What IS Reading Apprenticeship?
Reading Apprenticeship (RA) is a research-validated approach for improving subject area literacy in middle school, high school, and community college.
It’s a framework that can be used in any class and any discipline to help students become stronger academic readers in the disciplines they study. The RA approach helps students become proficient readers by making routine practices that address the personal, social, cognitive, and knowledge-building dimensions of readings in an inquiry based way.
Want to learn more? https://readingapprenticeship.org/college-overview/
Why it’s great for all Disciplines:
When students enter our classes, they are often reading below college-level and struggle to comprehend the texts we assign. By slowing down at the beginning of the semester and teaching students to read the way we – experts in our fields – read, we can then move through the rest of the semester much more quickly and cover more content. In content-heavy classes, this allows instructors to put responsibility on the students to read material rather than on ourselves to lecture and provide students with the information they need. It frees up time in class to let students reflect, ask questions, go deeper with discussion and comprehension.

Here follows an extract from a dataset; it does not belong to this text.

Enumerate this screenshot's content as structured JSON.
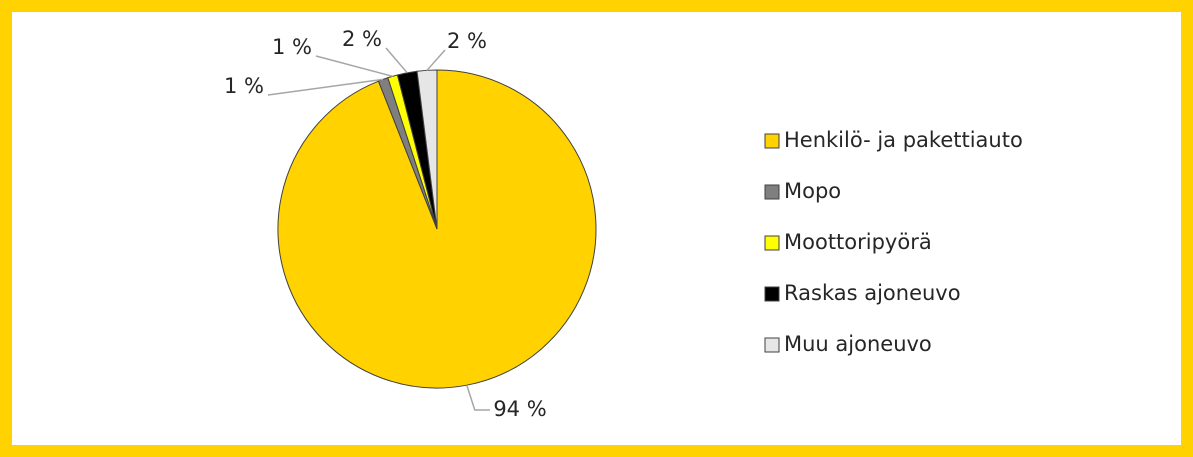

At the end of the semester, students have not only gotten the content for the class, but have learned how to better read and think like a scientist/historian/etc. and have made personal connections with the material by interacting with the texts in meaningful ways.

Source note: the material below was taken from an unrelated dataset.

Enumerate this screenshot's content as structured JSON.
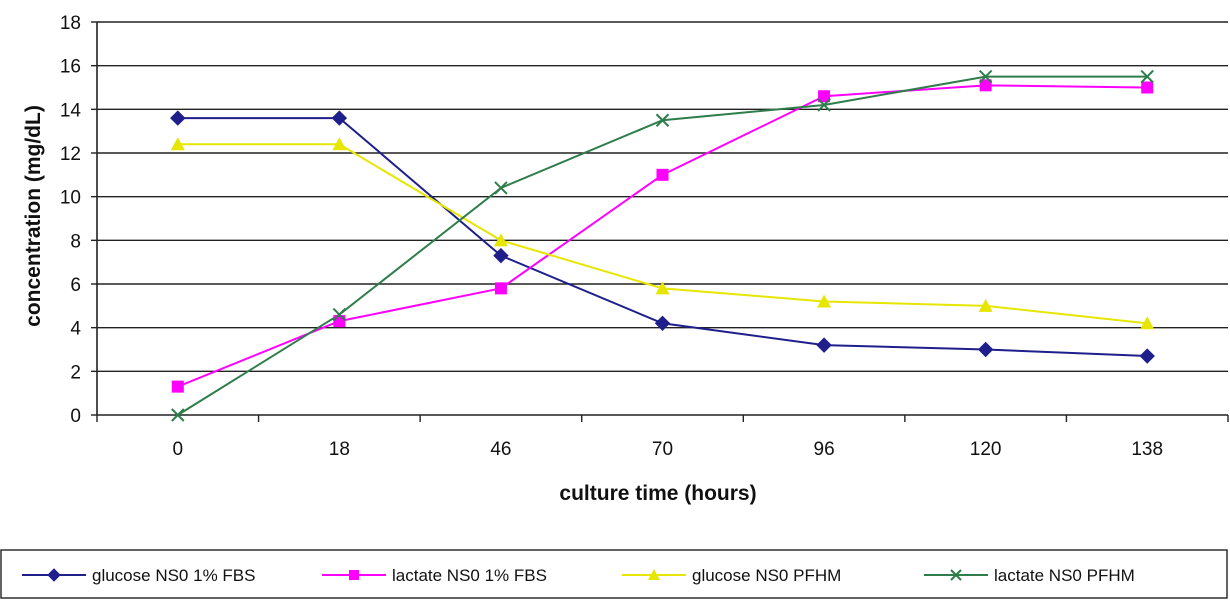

From the website: “Reading Apprenticeship helps college and university students from across disciplines and levels to develop advanced academic literacies, including disciplinary specific ways of reading, writing, researching and problem solving. Whether the focus is developmental, career/technical, or advanced coursework, Reading Apprenticeship is an effective framework, integrating explicit attention to disciplinary habits of mind through high impact pedagogical practices based in inquiry and metacognitive conversation.”